PasswordAuthentication no
#PermitEmptyPasswords no

# Change to no to disable s/key passwords
#ChallengeResponseAuthentication yes

# Kerberos options
#KerberosAuthentication no
#KerberosOrLocalPasswd yes
#KerberosTicketCleanup yes
#KerberosGetAFSToken no

# GSSAPI options
#GSSAPIAuthentication no
#GSSAPICleanupCredentials yes

# Set this to 'yes' to enable PAM authentication, account processing,
# and session processing. If this is enabled, PAM authentication will
# be allowed through the ChallengeResponseAuthentication mechanism.
# Depending on your PAM configuration, this may bypass the setting of
# PasswordAuthentication, PermitEmptyPasswords, and
# "PermitRootLogin without-password". If you just want the PAM account and
# session checks to run without PAM authentication, then enable this but set
# ChallengeResponseAuthentication=no
UsePAM yes

#AllowTcpForwarding yes
#GatewayPorts no
#X11Forwarding no
#X11DisplayOffset 10
#X11UseLocalhost yes
#PrintMotd yes
#PrintLastLog yes
#TCPKeepAlive yes
#UseLogin no
#UsePrivilegeSeparation yes
#PermitUserEnvironment no
#Compression delayed
#ClientAliveInterval 0
#ClientAliveCountMax 3
#UseDNS yes
#PidFile /var/run/
#MaxStartups 10

# no default banner path
#Banner /some/path

# override default of no subsystems
Subsystem      sftp    /usr/lib/misc/sftp-server

I am sure this is something very easy but I don't understand it.

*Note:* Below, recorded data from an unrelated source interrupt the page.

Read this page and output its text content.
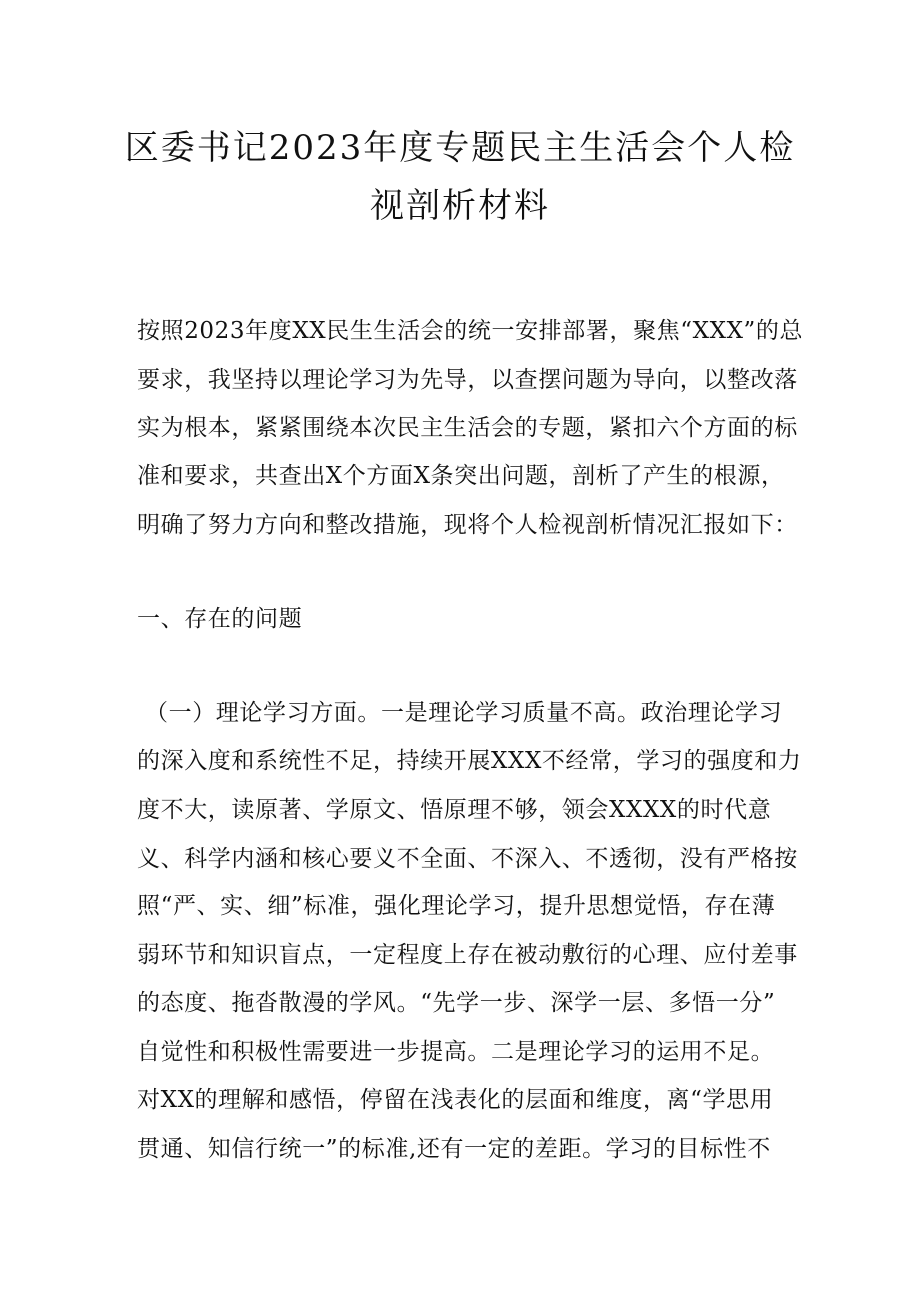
区委书记2023年度专题民主生活会个人检
视剖析材料
按照2023年度XX民生生活会的统一安排部署，聚焦“XXX”的总
要求，我坚持以理论学习为先导，以查摆问题为导向，以整改落
实为根本，紧紧围绕本次民主生活会的专题，紧扣六个方面的标
准和要求，共查出X个方面X条突出问题，剖析了产生的根源，
明确了努力方向和整改措施，现将个人检视剖析情况汇报如下：
一、存在的问题
（一）理论学习方面。一是理论学习质量不高。政治理论学习
的深入度和系统性不足，持续开展XXX不经常，学习的强度和力
度不大，读原著、学原文、悟原理不够，领会XXXX的时代意
义、科学内涵和核心要义不全面、不深入、不透彻，没有严格按
照“严、实、细”标准，强化理论学习，提升思想觉悟，存在薄
弱环节和知识盲点，一定程度上存在被动敷衍的心理、应付差事
的态度、拖沓散漫的学风。“先学一步、深学一层、多悟一分”
自觉性和积极性需要进一步提高。二是理论学习的运用不足。
对XX的理解和感悟，停留在浅表化的层面和维度，离“学思用
贯通、知信行统一”的标准,还有一定的差距。学习的目标性不
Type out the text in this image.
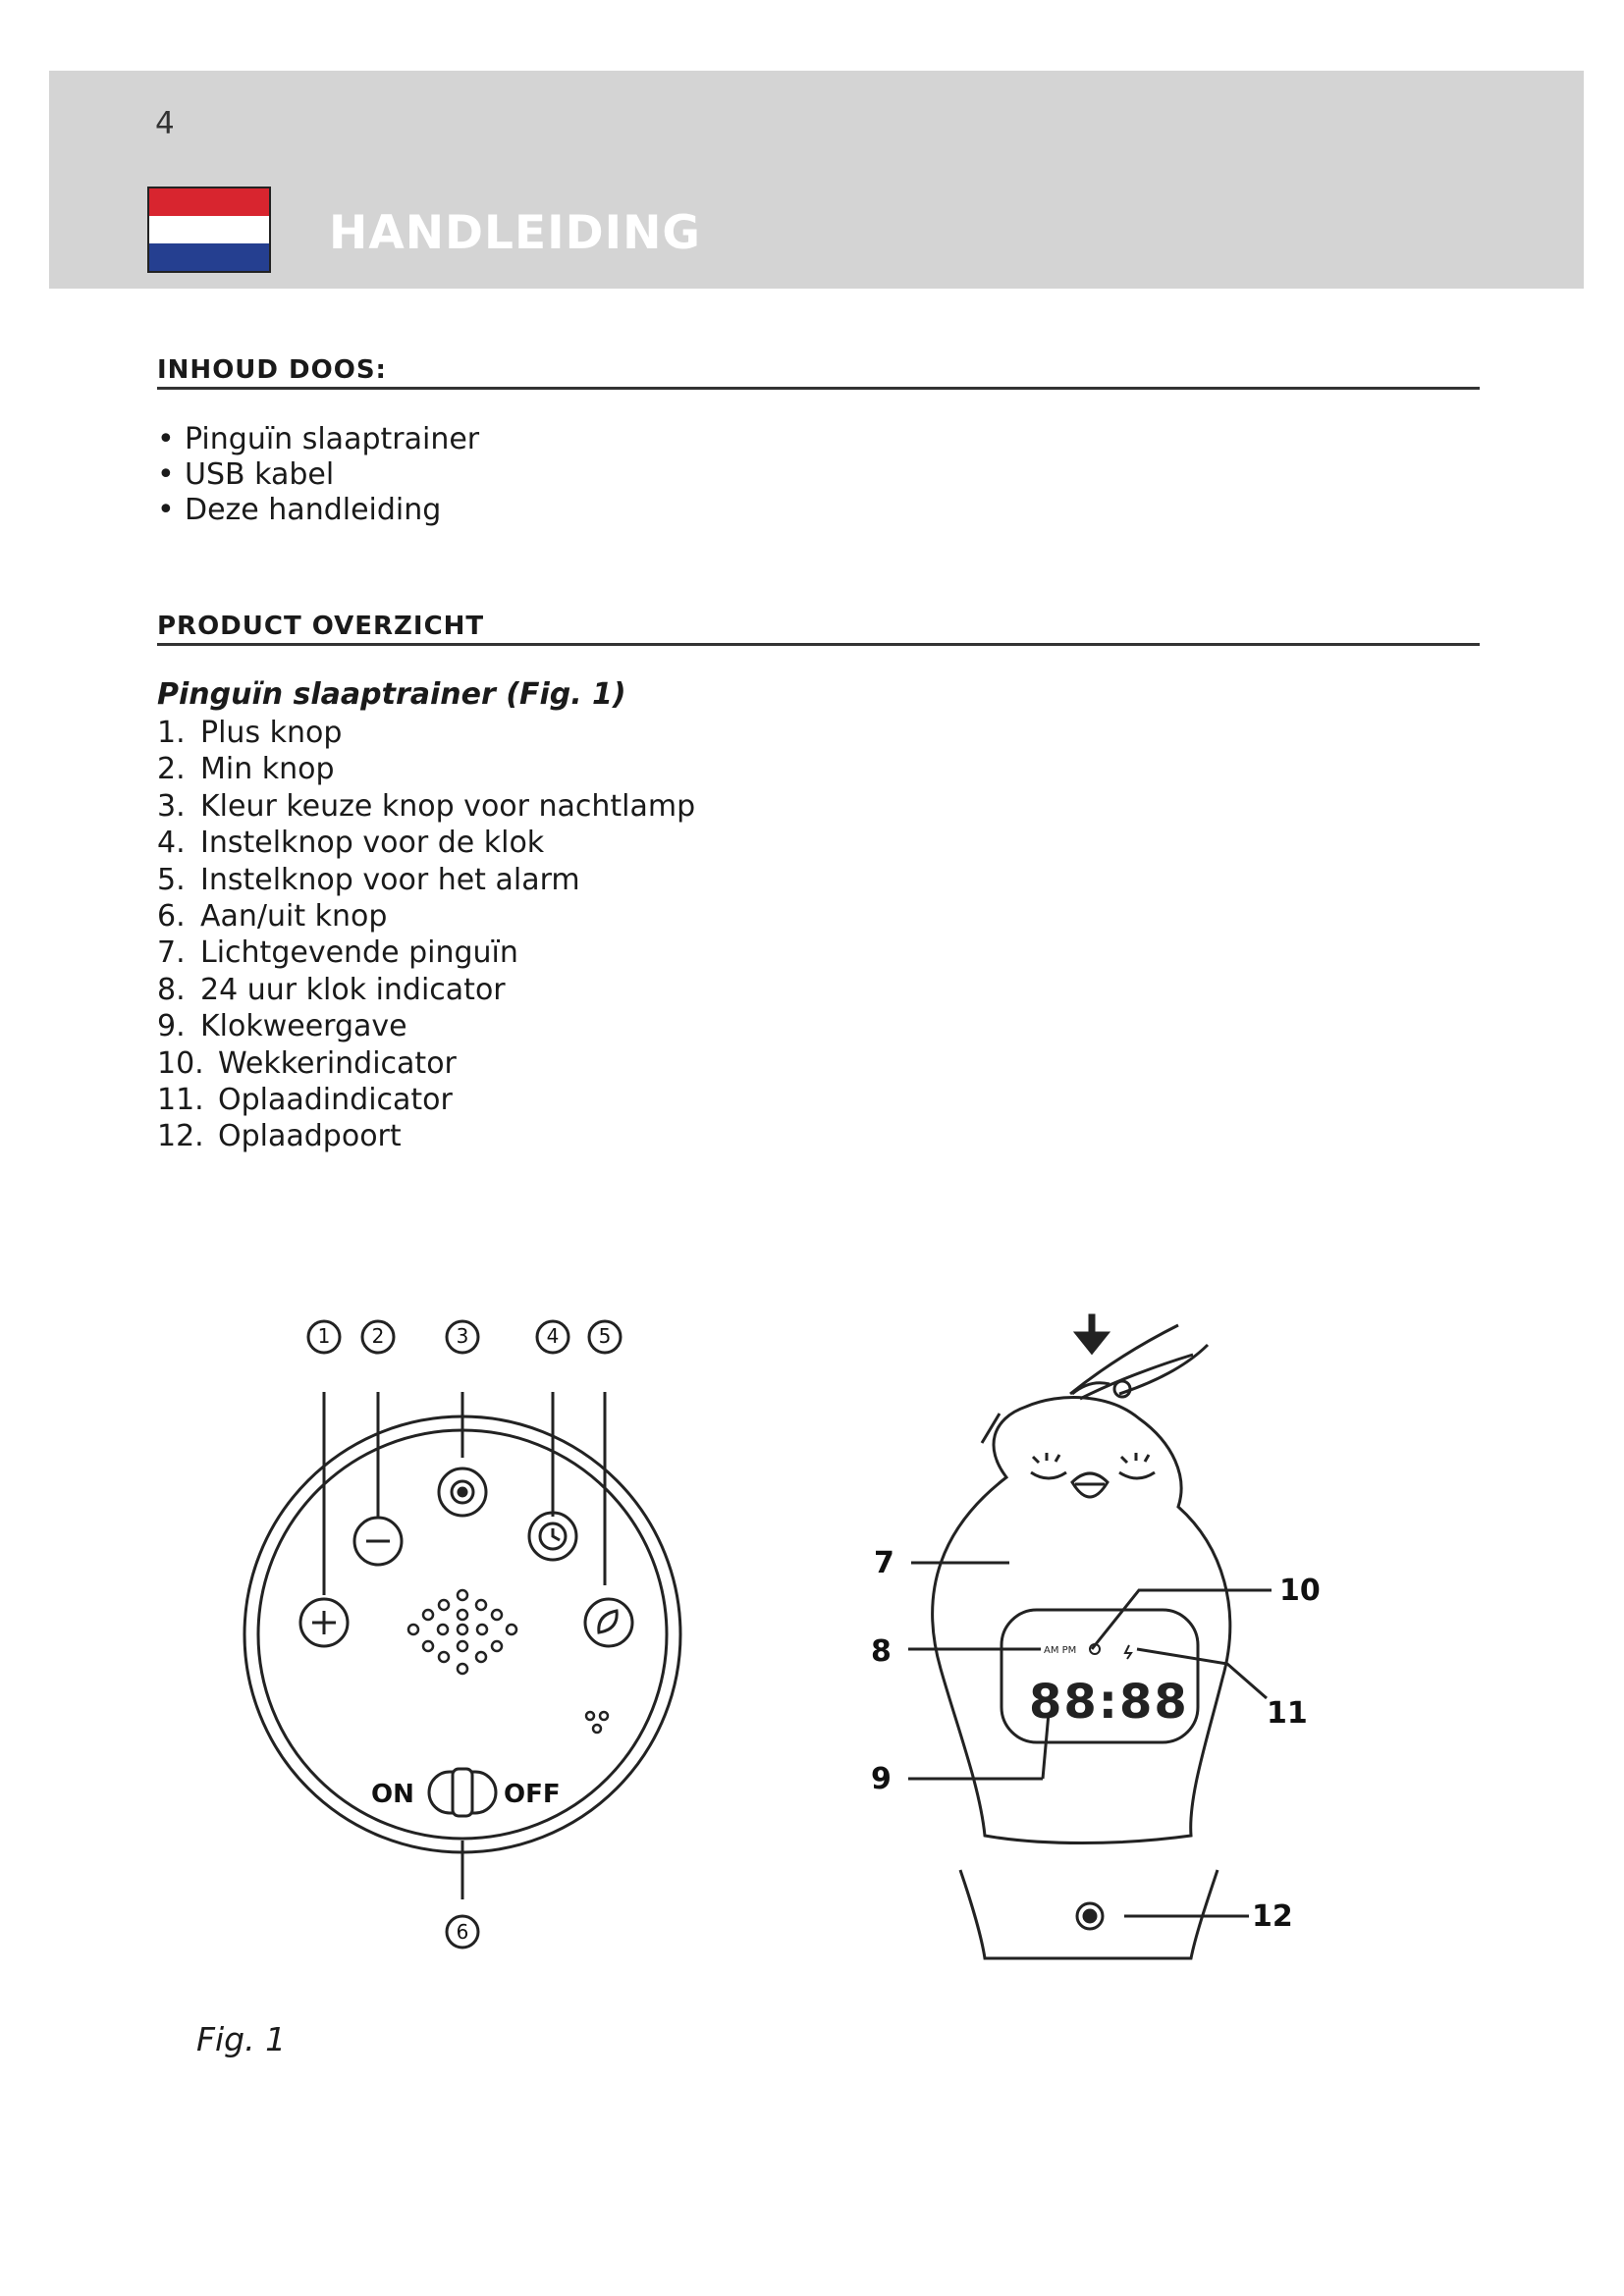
4
HANDLEIDING
INHOUD DOOS:
• Pinguïn slaaptrainer
• USB kabel
• Deze handleiding
PRODUCT OVERZICHT
Pinguïn slaaptrainer (Fig. 1)
1. Plus knop
2. Min knop
3. Kleur keuze knop voor nachtlamp
4. Instelknop voor de klok
5. Instelknop voor het alarm
6. Aan/uit knop
7. Lichtgevende pinguïn
8. 24 uur klok indicator
9. Klokweergave
10. Wekkerindicator
11. Oplaadindicator
12. Oplaadpoort
1 2	3	4 5
ON	OFF
6
AM PM
88:88
7
8
9
10
11
12
Fig. 1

Could you please help me out I have tried to include the info that I think you may need. Thanks for any help.

jxi 02-15-2007 02:23 PM

2 things - daemon & firewall
post the output of
`iptables -L -v -n`

is the sshd daemon running on the laptop?
at the very least check this with

`nmap -sS -O -p- -PI -PT localhost`

(substitute the laptop ip for localhost if done from another box)
(ok so this is scanning every port not just 22 but what the heck)


TheBrick 02-22-2007 05:43 AM

Sorry for the late reply was away from internet conection for a while and then very bussy.

O.K lets begin.

2 things - daemon & firewall
post the output of
`iptables -L -v -n`

# iptables -L -v -n
bash: iptables: command not found

So i clearly do not have the firewall installed (I only conect to the inernet from this nework which is behind it's own firewall).

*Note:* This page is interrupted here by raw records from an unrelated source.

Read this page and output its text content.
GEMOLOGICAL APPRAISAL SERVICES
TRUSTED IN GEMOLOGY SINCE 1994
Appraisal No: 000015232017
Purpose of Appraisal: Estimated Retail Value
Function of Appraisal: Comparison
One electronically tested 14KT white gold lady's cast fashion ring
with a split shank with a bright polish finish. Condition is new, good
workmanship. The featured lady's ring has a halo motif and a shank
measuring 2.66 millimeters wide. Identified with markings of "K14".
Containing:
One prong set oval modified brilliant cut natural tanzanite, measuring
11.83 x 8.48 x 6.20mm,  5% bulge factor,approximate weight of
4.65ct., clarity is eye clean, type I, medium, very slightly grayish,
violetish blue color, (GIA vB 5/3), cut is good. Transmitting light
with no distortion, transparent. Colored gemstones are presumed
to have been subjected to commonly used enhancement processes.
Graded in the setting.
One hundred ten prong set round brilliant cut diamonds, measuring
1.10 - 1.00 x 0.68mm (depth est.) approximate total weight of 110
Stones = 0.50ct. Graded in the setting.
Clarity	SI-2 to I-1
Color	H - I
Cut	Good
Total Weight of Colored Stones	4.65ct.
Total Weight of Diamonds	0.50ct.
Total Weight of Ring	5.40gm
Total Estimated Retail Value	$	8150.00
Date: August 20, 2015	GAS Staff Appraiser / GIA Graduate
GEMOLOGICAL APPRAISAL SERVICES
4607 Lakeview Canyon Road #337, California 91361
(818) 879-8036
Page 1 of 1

is the sshd daemon running on the laptop?
at the very least check this with

`nmap -sS -O -p- -PI -PT localhost`

nmap isnot installed either so I emerged nmap. After emerging nmap I get

# nmap -sS -O -p- -PI -PT localhost

Starting Nmap 4.01 ( ) at 2007-02-22 10:42 GMT
Warning: OS detection will be MUCH less reliable because we did not find at least 1 open and 1 closed TCP port
All 65535 scanned ports on localhost ( are: closed
Too many fingerprints match this host to give specific OS details

Nmap finished: 1 IP address (1 host up) scanned in 6.926 seconds

So I guess that means I need to open port 22. So I guess my next question would be how do I open this port?

Many Thanks


jxi 02-22-2007 09:57 AM

"opening the port" is essentially starting the program/daemon associated with that port. I don't know the init style in gentoo so here are the two styles
slackware (bsd-like)


/etc/rc.d/sshd start
(make sure the execute bit(s) are set on first)

centos (redhat = sys5)


/etc/init.d/sshd start
(although this is usually accessed from a symlink like /etc/rc5.d/S55sshd, and long term - to work on reboots for example - you would control it from there.)